Prosecutors working for Mueller charged that the lawyer, Alex Van Der Zwaan, lied to Federal Bureau of Investigation agents about his conversations with former Trump aide Rick Gates, who was indicted previous year on charges related to his work on behalf of pro-Russian factions in Ukraine.

Manafort, who served as President Donald Trump's campaign chairman, has been charged with money laundering and a variety of other crimes in the special counsel investigation, but he had been suspected of financial crimes dating back to 2014.

Van Der Swaan was charged with a criminal information, which typically precedes a guilty plea.
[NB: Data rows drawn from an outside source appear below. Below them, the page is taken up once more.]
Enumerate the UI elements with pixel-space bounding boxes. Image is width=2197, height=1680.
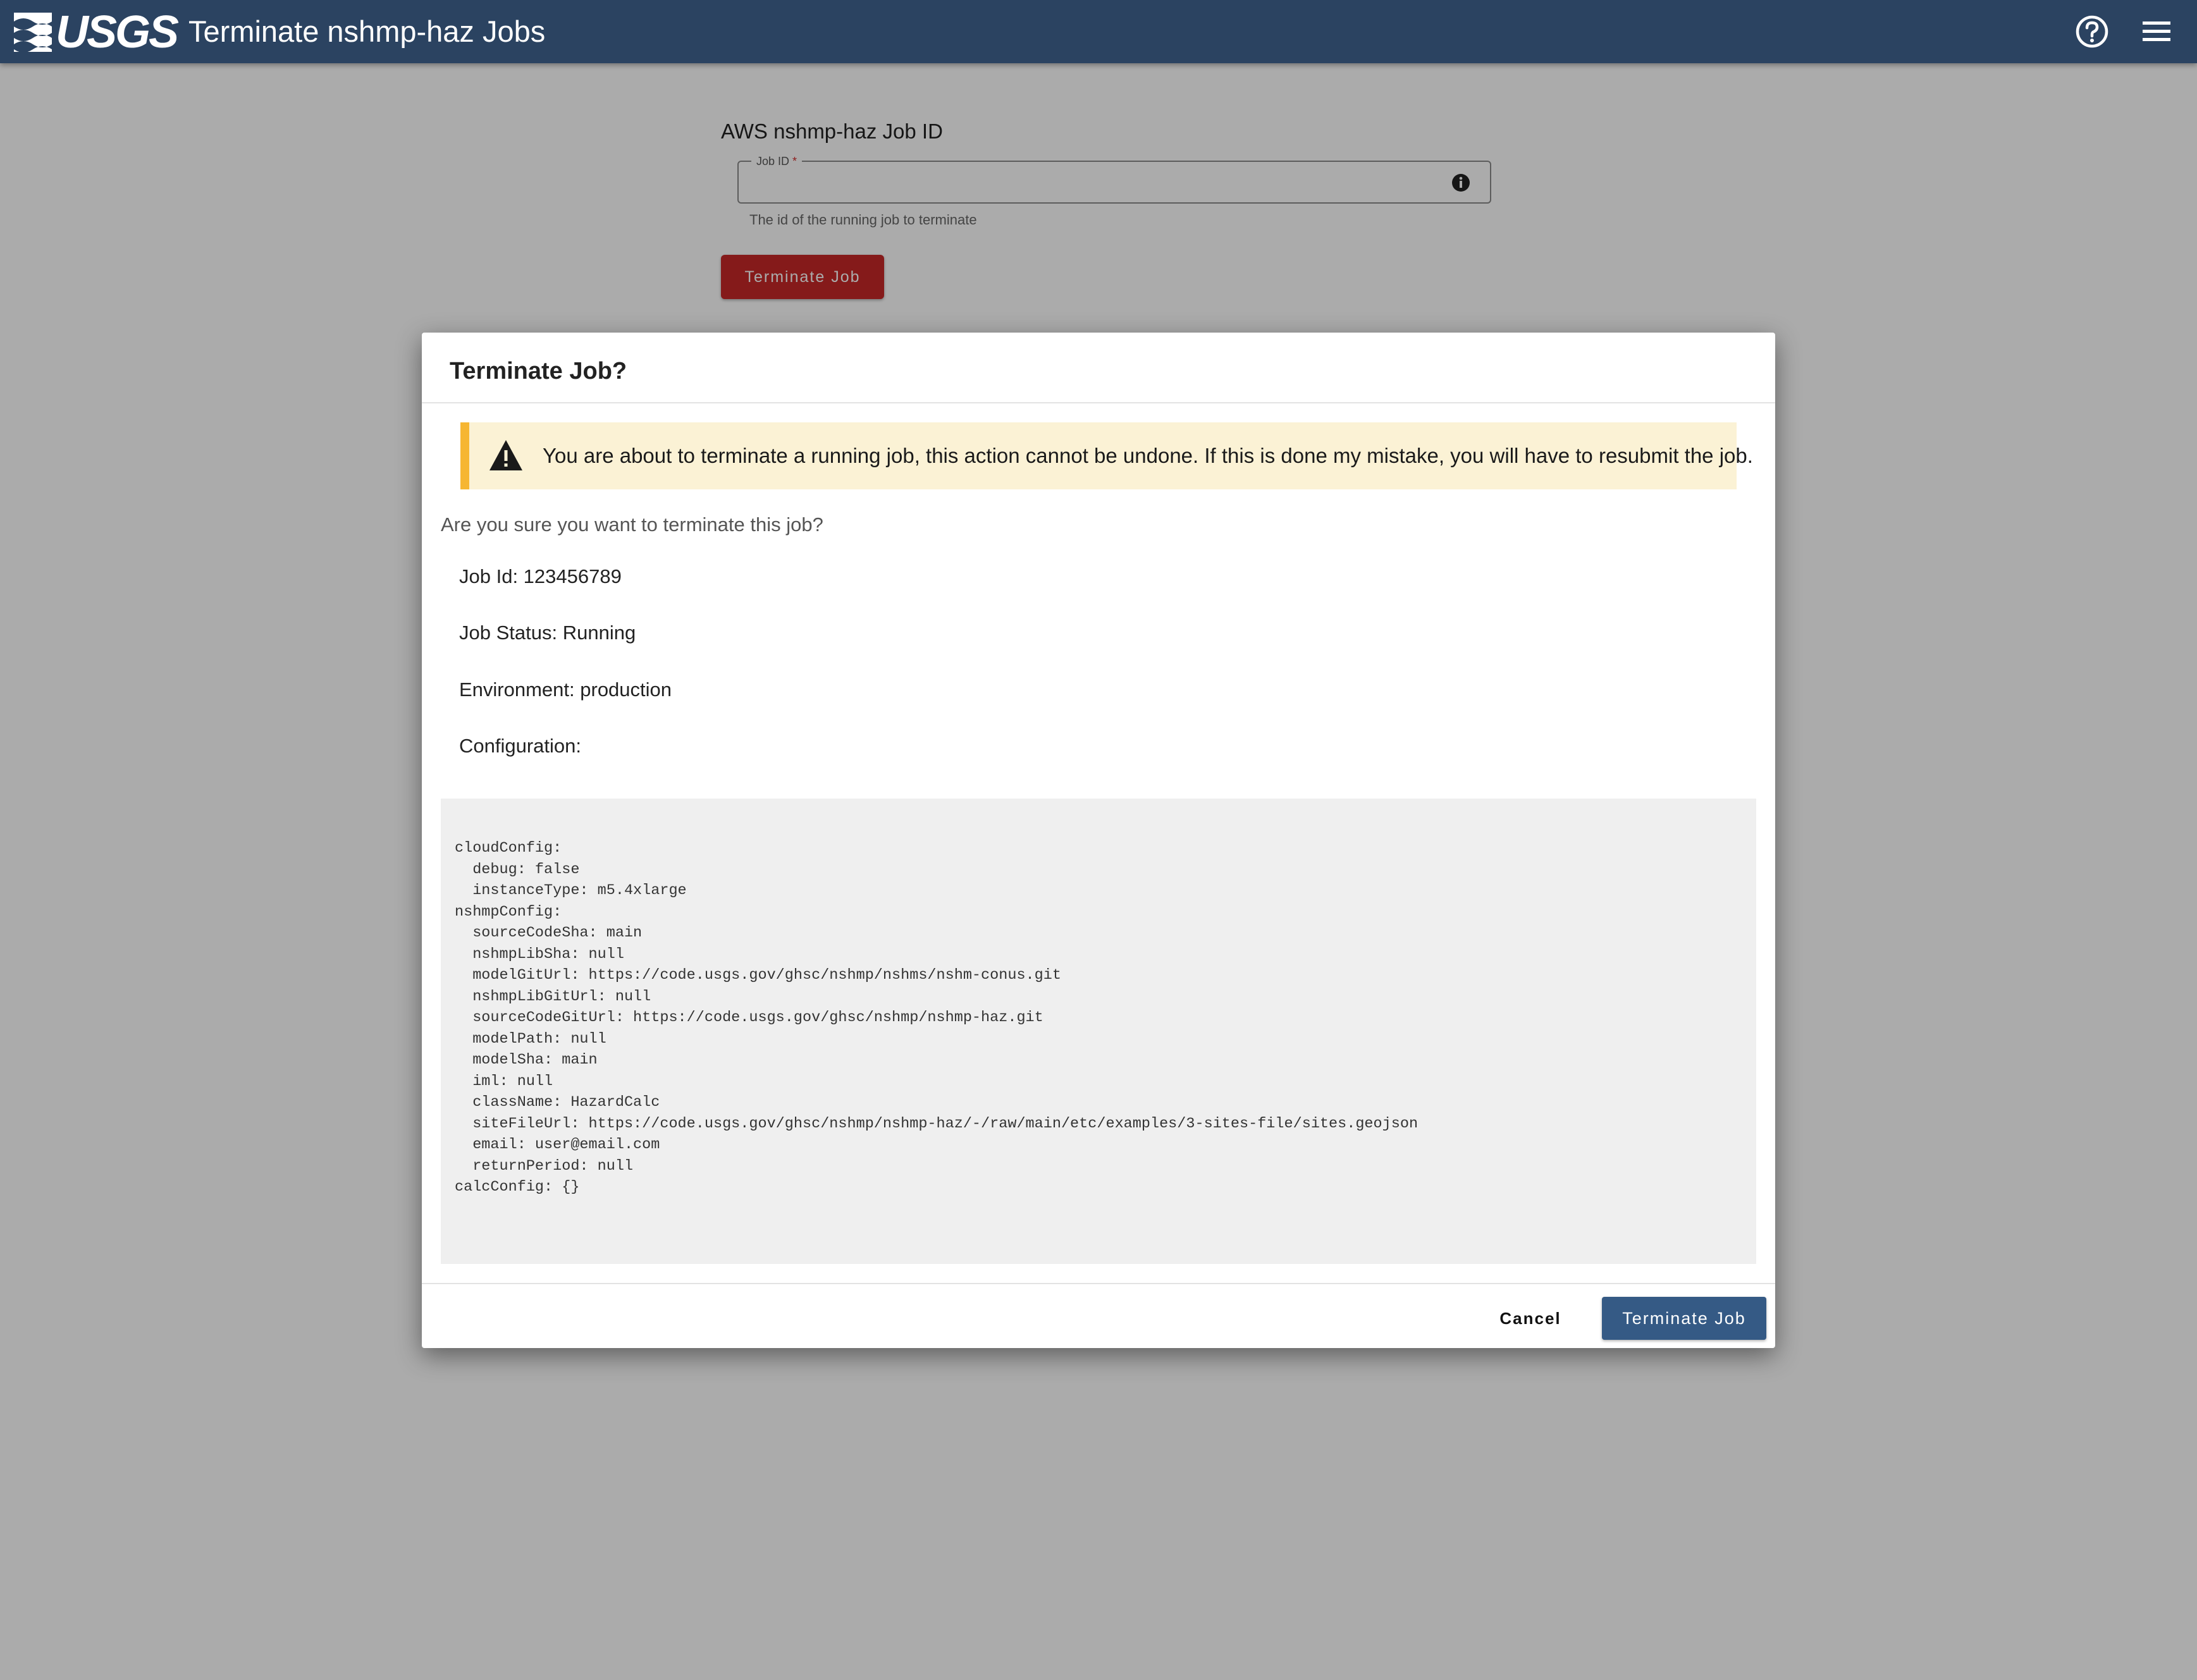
warning-text: You are about to terminate a running job… <box>543 444 1753 467</box>
help-button[interactable] <box>2074 14 2110 49</box>
page-title: Terminate nshmp-haz Jobs <box>188 15 546 48</box>
warning-triangle-icon <box>489 440 522 470</box>
configuration-yaml: cloudConfig: debug: false instanceType: … <box>455 840 1419 1196</box>
menu-button[interactable] <box>2141 16 2172 47</box>
warning-alert: You are about to terminate a running job… <box>460 422 1753 489</box>
app-header: USGS Terminate nshmp-haz Jobs <box>0 0 2197 63</box>
environment-detail: Environment: production <box>459 678 672 701</box>
confirm-question: Are you sure you want to terminate this … <box>441 513 823 536</box>
job-id-detail: Job Id: 123456789 <box>459 565 622 587</box>
help-circle-icon <box>2076 15 2108 48</box>
usgs-logo[interactable]: USGS <box>14 7 179 58</box>
cancel-button[interactable]: Cancel <box>1486 1297 1575 1340</box>
dialog-actions-divider <box>422 1283 1775 1284</box>
usgs-wave-icon <box>14 13 52 52</box>
hamburger-menu-icon <box>2143 21 2170 41</box>
dialog-divider <box>422 402 1775 403</box>
configuration-label: Configuration: <box>459 735 582 757</box>
configuration-code-block: cloudConfig: debug: false instanceType: … <box>441 799 1756 1264</box>
confirm-terminate-button[interactable]: Terminate Job <box>1602 1297 1766 1340</box>
job-status-detail: Job Status: Running <box>459 622 636 644</box>
logo-text: USGS <box>56 7 179 58</box>
dialog-title: Terminate Job? <box>450 358 627 384</box>
terminate-dialog: Terminate Job? You are about to terminat… <box>422 333 1775 1348</box>
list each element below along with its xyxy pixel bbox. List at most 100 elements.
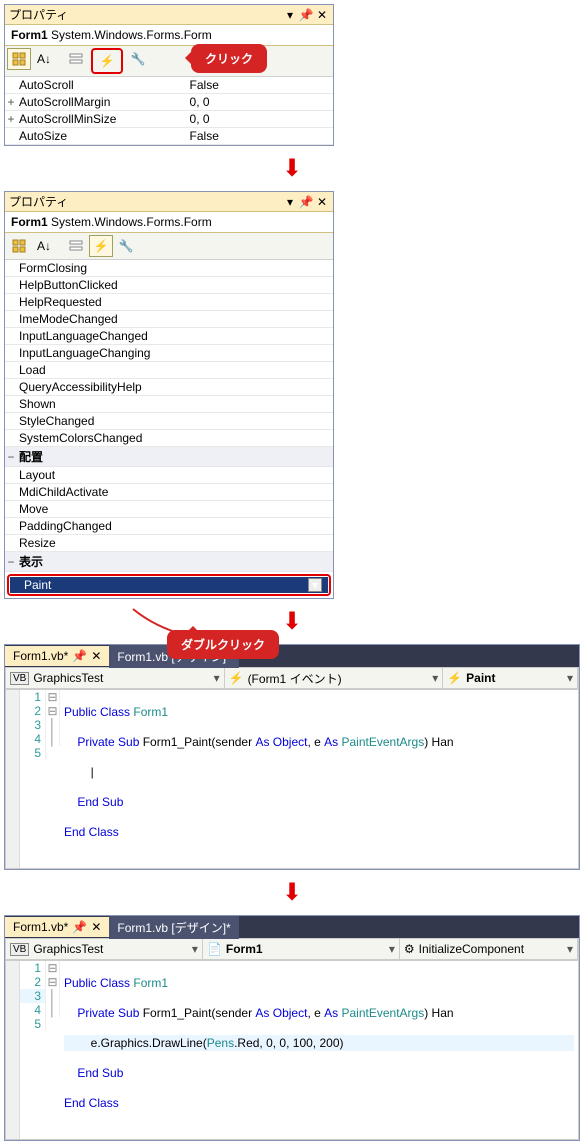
properties-button[interactable] <box>64 48 88 70</box>
line-numbers: 12345 <box>20 961 46 1139</box>
code-text[interactable]: Public Class Form1 Private Sub Form1_Pai… <box>60 690 578 868</box>
member-combo[interactable]: ⚙InitializeComponent▾ <box>400 939 578 959</box>
alphabetical-button[interactable]: A↓ <box>32 48 56 70</box>
toolbar: A↓ ⚡ 🔧 クリック <box>5 46 333 77</box>
section-header[interactable]: −配置 <box>5 447 333 467</box>
pin-icon[interactable]: 📌 <box>299 8 313 22</box>
click-bubble: クリック <box>191 44 267 73</box>
lightning-icon: ⚡ <box>447 671 462 685</box>
event-row[interactable]: SystemColorsChanged <box>5 430 333 447</box>
events-button[interactable]: ⚡ <box>95 50 119 72</box>
properties-panel-2: プロパティ ▾ 📌 ✕ Form1 System.Windows.Forms.F… <box>4 191 334 599</box>
categorized-button[interactable] <box>7 235 31 257</box>
project-combo[interactable]: VBGraphicsTest▾ <box>6 668 225 688</box>
code-area[interactable]: 12345 ⊟⊟││ Public Class Form1 Private Su… <box>5 689 579 869</box>
event-row[interactable]: Shown <box>5 396 333 413</box>
titlebar: プロパティ ▾ 📌 ✕ <box>5 5 333 25</box>
arrow-down-icon: ⬇ <box>0 150 584 187</box>
property-row[interactable]: AutoScrollFalse <box>5 77 333 94</box>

He lied when he said his last communication with Rick Gates was in August 2016, according to the government, when in fact in September 2016 "he spoke with both [Manafort deputy Rick] Gates and Person A" about a report and 'surreptitiously recorded the calls'.

He was speaking with investigators about his work with worldwide law firm Skadden Arps in 2012, when Manafort arranged for the firm to be hired by the Ukrainian Minister of Justice to prepare a report on the trial of Yulia Tymoshenko. He is also the son-in-law of German Khan, a Ukrainian-Russian billionaire and businessman.


Alex van der Zwaan, the lawyer, is well-connected and represents the interests of a number of Russian oligarchs.

Gates met Manafort almost three decades ago while he was an intern at Black, Manafort, Stone, Kelly - one of the most powerful lobbying firms in DC. She was freed after Yanukovych's ouster in 2014.

The Los Angeles Times reported Sunday that Gates will himself plead guilty to fraud charges and will agree to testify against his longtime partner, Manafort.

The Justice Department had asked Skadden for information and documents related to its work for the Yanukovych government, the New York Times reported in September.

The Justice Department alleged that the 13 Russian nationals and three groups broke criminal laws and meant to interfere in "U.S. elections and political processes", the Department said.